Ricketts initiated a new study of spotted fever in 1906. By using laboratory animals, Ricketts was able to demonstrate that ticks transmitted the disease and this finding led to a public health campaign that targeted the elimination of ticks. Although Ricketts observed a very small bacillus, he was unable to isolate and culture the causal agent using contemporary laboratory techniques. Nonetheless, his work suggested that bacterial diseases could be biologically transmitted from pests to people. He published his findings in the Journal of the American Medical Association under the title "A Micro-Organism Which Apparently Has a Specific Relationship to Rocky Mountain Spotted Fever: A Preliminary Report" in 1909.

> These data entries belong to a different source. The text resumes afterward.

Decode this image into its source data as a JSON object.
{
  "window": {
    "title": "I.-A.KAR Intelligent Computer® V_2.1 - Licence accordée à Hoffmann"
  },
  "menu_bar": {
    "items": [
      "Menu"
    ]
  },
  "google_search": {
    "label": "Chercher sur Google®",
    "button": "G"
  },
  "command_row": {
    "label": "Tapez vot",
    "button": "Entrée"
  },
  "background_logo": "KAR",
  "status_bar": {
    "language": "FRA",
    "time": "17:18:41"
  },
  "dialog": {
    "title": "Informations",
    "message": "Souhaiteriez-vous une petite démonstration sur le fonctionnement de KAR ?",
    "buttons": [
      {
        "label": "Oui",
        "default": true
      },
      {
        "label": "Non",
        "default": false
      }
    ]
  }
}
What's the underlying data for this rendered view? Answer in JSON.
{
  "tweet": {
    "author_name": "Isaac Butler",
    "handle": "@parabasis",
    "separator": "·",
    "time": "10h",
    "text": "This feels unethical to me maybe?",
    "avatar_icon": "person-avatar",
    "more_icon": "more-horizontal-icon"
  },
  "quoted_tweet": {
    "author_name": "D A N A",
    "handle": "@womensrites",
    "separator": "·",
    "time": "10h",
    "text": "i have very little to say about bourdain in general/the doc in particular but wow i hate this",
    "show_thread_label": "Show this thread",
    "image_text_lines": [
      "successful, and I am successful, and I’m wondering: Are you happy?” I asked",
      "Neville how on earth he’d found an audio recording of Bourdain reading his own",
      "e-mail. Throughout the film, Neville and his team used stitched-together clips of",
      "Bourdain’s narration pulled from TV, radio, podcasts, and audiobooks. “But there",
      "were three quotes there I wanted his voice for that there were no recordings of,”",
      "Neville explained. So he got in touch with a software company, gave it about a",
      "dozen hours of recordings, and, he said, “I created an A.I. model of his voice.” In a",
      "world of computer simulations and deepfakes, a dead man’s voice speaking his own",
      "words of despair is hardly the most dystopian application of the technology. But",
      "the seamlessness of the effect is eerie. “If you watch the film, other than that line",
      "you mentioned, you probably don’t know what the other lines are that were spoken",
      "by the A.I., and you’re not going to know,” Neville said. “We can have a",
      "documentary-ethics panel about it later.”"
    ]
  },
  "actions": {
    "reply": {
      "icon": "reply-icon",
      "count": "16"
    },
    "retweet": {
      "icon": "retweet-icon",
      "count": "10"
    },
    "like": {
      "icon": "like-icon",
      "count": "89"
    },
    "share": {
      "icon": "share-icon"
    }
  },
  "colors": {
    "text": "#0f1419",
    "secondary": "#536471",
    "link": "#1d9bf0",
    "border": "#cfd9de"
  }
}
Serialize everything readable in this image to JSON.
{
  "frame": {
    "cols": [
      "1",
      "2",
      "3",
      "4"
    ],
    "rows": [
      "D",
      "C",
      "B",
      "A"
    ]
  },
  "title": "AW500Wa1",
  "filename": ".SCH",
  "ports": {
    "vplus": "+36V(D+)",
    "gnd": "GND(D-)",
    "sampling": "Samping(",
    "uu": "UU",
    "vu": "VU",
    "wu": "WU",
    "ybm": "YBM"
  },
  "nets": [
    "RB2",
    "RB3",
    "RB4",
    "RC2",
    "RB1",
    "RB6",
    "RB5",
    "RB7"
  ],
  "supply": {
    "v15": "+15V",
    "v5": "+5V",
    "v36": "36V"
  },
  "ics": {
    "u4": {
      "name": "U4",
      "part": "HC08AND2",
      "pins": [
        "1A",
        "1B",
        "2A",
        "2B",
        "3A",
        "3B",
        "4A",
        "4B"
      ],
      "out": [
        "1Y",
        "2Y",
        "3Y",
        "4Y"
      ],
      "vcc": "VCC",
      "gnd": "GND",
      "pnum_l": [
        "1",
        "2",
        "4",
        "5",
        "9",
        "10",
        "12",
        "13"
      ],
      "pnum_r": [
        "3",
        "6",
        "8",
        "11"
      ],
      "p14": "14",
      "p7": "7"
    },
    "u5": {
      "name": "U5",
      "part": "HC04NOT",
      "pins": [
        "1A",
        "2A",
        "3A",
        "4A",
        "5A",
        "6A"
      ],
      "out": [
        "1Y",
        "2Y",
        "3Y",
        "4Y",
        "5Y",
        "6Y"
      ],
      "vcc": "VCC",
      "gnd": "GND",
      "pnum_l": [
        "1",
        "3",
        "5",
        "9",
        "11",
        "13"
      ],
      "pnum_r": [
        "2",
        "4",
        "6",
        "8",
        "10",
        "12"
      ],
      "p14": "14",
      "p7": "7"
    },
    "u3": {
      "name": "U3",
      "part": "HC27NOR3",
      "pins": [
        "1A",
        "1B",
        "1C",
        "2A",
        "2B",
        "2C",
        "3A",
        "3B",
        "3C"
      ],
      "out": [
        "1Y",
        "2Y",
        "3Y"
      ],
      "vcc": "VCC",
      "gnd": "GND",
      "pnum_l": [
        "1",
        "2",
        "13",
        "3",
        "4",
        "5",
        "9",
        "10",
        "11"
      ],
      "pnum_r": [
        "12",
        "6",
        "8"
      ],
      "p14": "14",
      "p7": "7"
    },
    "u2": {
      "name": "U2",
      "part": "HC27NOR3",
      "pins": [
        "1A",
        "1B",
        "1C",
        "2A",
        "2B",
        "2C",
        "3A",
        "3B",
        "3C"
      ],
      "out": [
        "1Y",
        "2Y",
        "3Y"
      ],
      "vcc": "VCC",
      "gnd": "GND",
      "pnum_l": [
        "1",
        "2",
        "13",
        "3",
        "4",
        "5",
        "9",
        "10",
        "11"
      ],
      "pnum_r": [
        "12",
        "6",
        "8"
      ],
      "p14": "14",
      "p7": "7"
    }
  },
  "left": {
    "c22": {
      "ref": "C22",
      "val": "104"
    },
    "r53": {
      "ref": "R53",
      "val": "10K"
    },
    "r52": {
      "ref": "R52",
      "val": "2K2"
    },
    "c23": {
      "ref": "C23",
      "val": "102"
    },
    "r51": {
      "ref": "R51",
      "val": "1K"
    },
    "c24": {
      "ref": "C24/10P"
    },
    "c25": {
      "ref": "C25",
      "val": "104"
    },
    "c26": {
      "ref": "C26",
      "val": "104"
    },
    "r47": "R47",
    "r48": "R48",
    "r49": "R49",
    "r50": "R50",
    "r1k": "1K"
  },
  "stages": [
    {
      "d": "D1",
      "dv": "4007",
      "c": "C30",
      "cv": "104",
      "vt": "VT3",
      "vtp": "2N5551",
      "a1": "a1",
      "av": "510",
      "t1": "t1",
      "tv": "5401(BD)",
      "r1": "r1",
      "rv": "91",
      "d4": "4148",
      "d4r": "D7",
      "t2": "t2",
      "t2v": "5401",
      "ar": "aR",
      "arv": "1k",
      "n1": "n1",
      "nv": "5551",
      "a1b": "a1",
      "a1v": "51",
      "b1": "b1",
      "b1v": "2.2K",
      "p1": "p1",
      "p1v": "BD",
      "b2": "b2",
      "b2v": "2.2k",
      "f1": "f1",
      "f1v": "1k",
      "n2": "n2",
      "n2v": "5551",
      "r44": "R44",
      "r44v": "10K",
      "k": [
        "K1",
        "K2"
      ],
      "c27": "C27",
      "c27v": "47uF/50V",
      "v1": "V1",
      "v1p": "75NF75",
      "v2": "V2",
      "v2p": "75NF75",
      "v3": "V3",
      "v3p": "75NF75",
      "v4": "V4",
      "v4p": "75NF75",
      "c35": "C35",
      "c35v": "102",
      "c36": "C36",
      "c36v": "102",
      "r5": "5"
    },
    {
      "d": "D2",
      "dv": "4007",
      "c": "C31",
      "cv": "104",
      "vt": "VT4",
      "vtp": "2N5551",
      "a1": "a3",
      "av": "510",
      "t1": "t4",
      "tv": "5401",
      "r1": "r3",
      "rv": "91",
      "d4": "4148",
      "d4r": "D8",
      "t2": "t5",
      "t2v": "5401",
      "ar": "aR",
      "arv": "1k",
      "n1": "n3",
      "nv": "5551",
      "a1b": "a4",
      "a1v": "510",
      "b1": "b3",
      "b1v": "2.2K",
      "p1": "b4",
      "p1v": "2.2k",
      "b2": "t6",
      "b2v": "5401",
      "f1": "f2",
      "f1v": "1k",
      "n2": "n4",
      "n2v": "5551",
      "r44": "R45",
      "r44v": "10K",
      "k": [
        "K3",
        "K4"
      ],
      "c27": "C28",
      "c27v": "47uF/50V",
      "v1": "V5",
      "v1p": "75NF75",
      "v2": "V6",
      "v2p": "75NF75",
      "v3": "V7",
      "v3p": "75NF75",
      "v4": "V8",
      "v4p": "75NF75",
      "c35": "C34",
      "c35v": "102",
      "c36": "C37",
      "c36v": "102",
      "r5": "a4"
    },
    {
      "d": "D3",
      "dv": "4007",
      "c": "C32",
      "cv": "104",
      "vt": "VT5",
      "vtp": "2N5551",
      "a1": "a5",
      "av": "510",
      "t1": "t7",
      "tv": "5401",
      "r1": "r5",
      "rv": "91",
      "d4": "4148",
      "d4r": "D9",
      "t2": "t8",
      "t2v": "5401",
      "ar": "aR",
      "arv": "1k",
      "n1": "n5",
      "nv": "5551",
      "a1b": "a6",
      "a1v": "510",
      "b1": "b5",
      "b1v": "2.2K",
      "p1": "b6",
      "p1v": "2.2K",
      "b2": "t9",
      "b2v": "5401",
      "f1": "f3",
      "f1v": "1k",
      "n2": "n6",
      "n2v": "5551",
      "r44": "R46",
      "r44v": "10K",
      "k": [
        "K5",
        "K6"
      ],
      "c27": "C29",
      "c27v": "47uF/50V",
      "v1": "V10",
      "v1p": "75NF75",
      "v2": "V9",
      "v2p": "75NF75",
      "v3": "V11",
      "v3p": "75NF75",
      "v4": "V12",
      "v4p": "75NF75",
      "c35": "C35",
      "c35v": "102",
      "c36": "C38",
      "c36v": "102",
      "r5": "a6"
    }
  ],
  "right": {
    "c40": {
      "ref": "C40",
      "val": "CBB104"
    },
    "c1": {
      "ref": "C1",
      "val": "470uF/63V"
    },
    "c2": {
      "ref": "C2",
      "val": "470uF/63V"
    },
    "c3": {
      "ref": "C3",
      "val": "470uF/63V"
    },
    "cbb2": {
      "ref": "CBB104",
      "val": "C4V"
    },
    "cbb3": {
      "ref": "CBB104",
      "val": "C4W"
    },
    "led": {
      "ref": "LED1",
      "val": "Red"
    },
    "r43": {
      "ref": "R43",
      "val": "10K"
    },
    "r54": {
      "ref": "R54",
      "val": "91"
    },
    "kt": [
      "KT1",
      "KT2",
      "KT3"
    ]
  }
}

The following year a lack of funding prevented Ricketts from returning to Montana, and, instead, he traveled to Mexico City to study a disease that provided a similar puzzle, typhus fever. Ricketts again discovered that arthropods, in this case lice, carried the disease and transmitted it to humans. At the same time, he was also frustrated in his attempts to culture the bacillus. While conducting this study, Ricketts contracted typhus fever and died, but his belief that both diseases were due to microorganisms was proven in the next decade. The disease-causing genus of bacteria Rickettsia is named after Howard Ricketts.
Harden, V A. (1985). "Rocky Mountain Spotted Fever Research and the Development of the Insect Vector Theory, 1900–1930." Bulletin of the History of Medicine 59(4):449–466.
—— (1990). Rocky Mountain Spotted Fever: History of a Twentieth Century Disease. Baltimore, MD: Johns Hopkins University Press.